To get in required a temperature check,

papers, and Covid questions, then waiting time

in a windowless place, all its light

artificial. Nurses, all my possessions

disappeared, questions, which would return

again and again, name and birthdate

like a chant. Then I was led away

in a sunless, timeless world

to an optometrist; my chin on a stirrup,

she moved a camera back and forth

to my unphotogenic eye: blink,

stretch it wide, hold, starkly,

my jaw contorted

before circles of stunning white light.

 

Gradually moved into the inner sanctum

as if into a séance, into mystery,

I became begowned and hair-capped;

pleasant nurses, drops after drops

into my eye: some stung,

some partly numbed the poor thing.

 

After the succession of nurses,

the anaesthetist, who was all business;

more drops, more stinging, more

numbing to be grateful for, a cannula

in my left arm. Then he approached

with a felt tip pen, and announced

“Now I’m going to draw on your eye!”

My eye had to flick left, right,

up, down - his uneasy, shifting canvas.

 

Finally, some “relaxant” flowed into my arm,

my chair went flat; my head on a jelly pillow,

I was wheeled away, into the dark

where my ophthalmologist suddenly appeared

and leaned over me, pulled down

a periscope-like light, and covered me

with mesh, all but a square for my oval eye.

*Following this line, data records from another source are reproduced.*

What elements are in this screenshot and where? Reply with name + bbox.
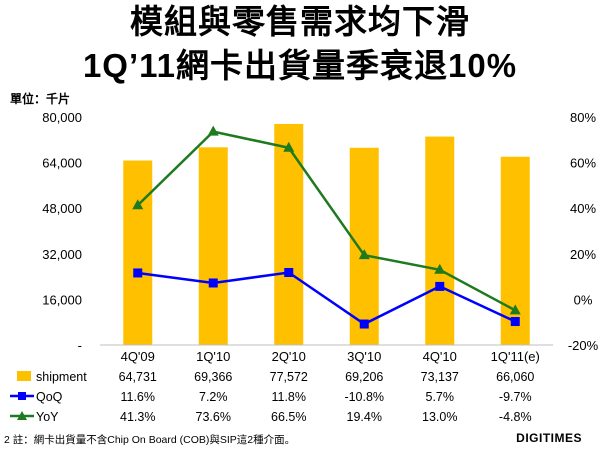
table-cell-shipment-5: 73,137 [421,370,459,384]
bar-2 [198,147,228,345]
table-cell-qoq-6: -9.7% [499,390,532,404]
x-tick-6: 1Q'11(e) [491,349,540,364]
yoy-point-2 [207,125,219,136]
table-cell-yoy-1: 41.3% [120,410,155,424]
y-left-tick-2: 32,000 [42,247,82,262]
table-cell-shipment-3: 77,572 [270,370,308,384]
legend-marker-qoq [18,392,26,400]
qoq-line [137,271,516,326]
table-cell-yoy-2: 73.6% [196,410,231,424]
legend-label-yoy: YoY [36,410,59,424]
table-cell-shipment-6: 66,060 [496,370,534,384]
y-right-tick-2: 20% [570,247,596,262]
y-right-tick-4: 60% [570,156,596,171]
footnote: 2 註：網卡出貨量不含Chip On Board (COB)與SIP這2種介面。 [4,434,296,446]
table-cell-shipment-2: 69,366 [194,370,232,384]
table-cell-qoq-1: 11.6% [120,390,155,404]
x-tick-1: 4Q'09 [121,349,155,364]
qoq-point-1 [133,268,143,278]
bar-5 [425,136,455,345]
y-right-tick-1: 0% [574,292,593,307]
legend-label-shipment: shipment [36,370,87,384]
unit-label: 單位：千片 [10,92,71,106]
x-tick-4: 3Q'10 [347,349,381,364]
y-left-tick-5: 80,000 [42,110,82,125]
bar-1 [123,160,153,345]
bar-3 [274,123,304,345]
table-cell-yoy-4: 19.4% [347,410,382,424]
legend-label-qoq: QoQ [36,390,63,404]
yoy-point-4 [358,249,370,260]
y-left-tick-0: - [78,338,82,353]
y-left-tick-4: 64,000 [42,156,82,171]
y-right-tick-0: -20% [568,338,599,353]
x-tick-2: 1Q'10 [196,349,230,364]
table-cell-shipment-1: 64,731 [119,370,157,384]
legend-key-shipment [17,371,31,381]
table-cell-qoq-5: 5.7% [426,390,455,404]
table-cell-shipment-4: 69,206 [345,370,383,384]
qoq-point-2 [208,278,218,288]
yoy-point-1 [132,199,144,210]
table-cell-yoy-6: -4.8% [499,410,532,424]
yoy-point-3 [283,141,295,152]
x-tick-3: 2Q'10 [272,349,306,364]
digitimes-logo: DIGITIMES [516,431,582,445]
table-cell-qoq-3: 11.8% [271,390,306,404]
chart-title-line-2: 1Q’11網卡出貨量季衰退10% [82,47,518,84]
qoq-point-6 [510,317,520,327]
table-cell-qoq-4: -10.8% [344,390,384,404]
y-left-tick-1: 16,000 [42,292,82,307]
y-right-tick-3: 40% [570,201,596,216]
yoy-line [136,130,516,312]
yoy-point-5 [434,263,446,274]
table-cell-yoy-3: 66.5% [271,410,306,424]
bar-4 [349,147,379,345]
qoq-point-4 [359,319,369,329]
legend-marker-yoy [17,411,27,420]
yoy-point-6 [509,304,521,315]
y-left-tick-3: 48,000 [42,201,82,216]
x-tick-5: 4Q'10 [423,349,457,364]
y-right-tick-5: 80% [570,110,596,125]
table-cell-yoy-5: 13.0% [422,410,457,424]
qoq-point-3 [284,267,294,277]
chart-title-line-1: 模組與零售需求均下滑 [130,3,470,40]
table-cell-qoq-2: 7.2% [199,390,228,404]
qoq-point-5 [435,281,445,291]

I had read what she would do: nick my eye,

suck out the sun-coloured cataract

and drop in a new, clear bionic one

angled to the lines on my sketchy eye:

splotches of shifting red, blue

swam before me; but I hardly felt

the whole thing. It was over

before I really knew, and I was quickly

wheeled out to sit up with biscuits and tea.

 

That night it was a scratchy, watery eye,

the next day simply blinding light;

I had to wear sunglasses everywhere,

somewhere between Joe Cool and the Cyclops.

But healing had begun; my ophthalmologist

says she’s “just a technician” – it’s all science;

now clear-eyed, to me it’s a form of magic

almost as stunning as our accidental sun.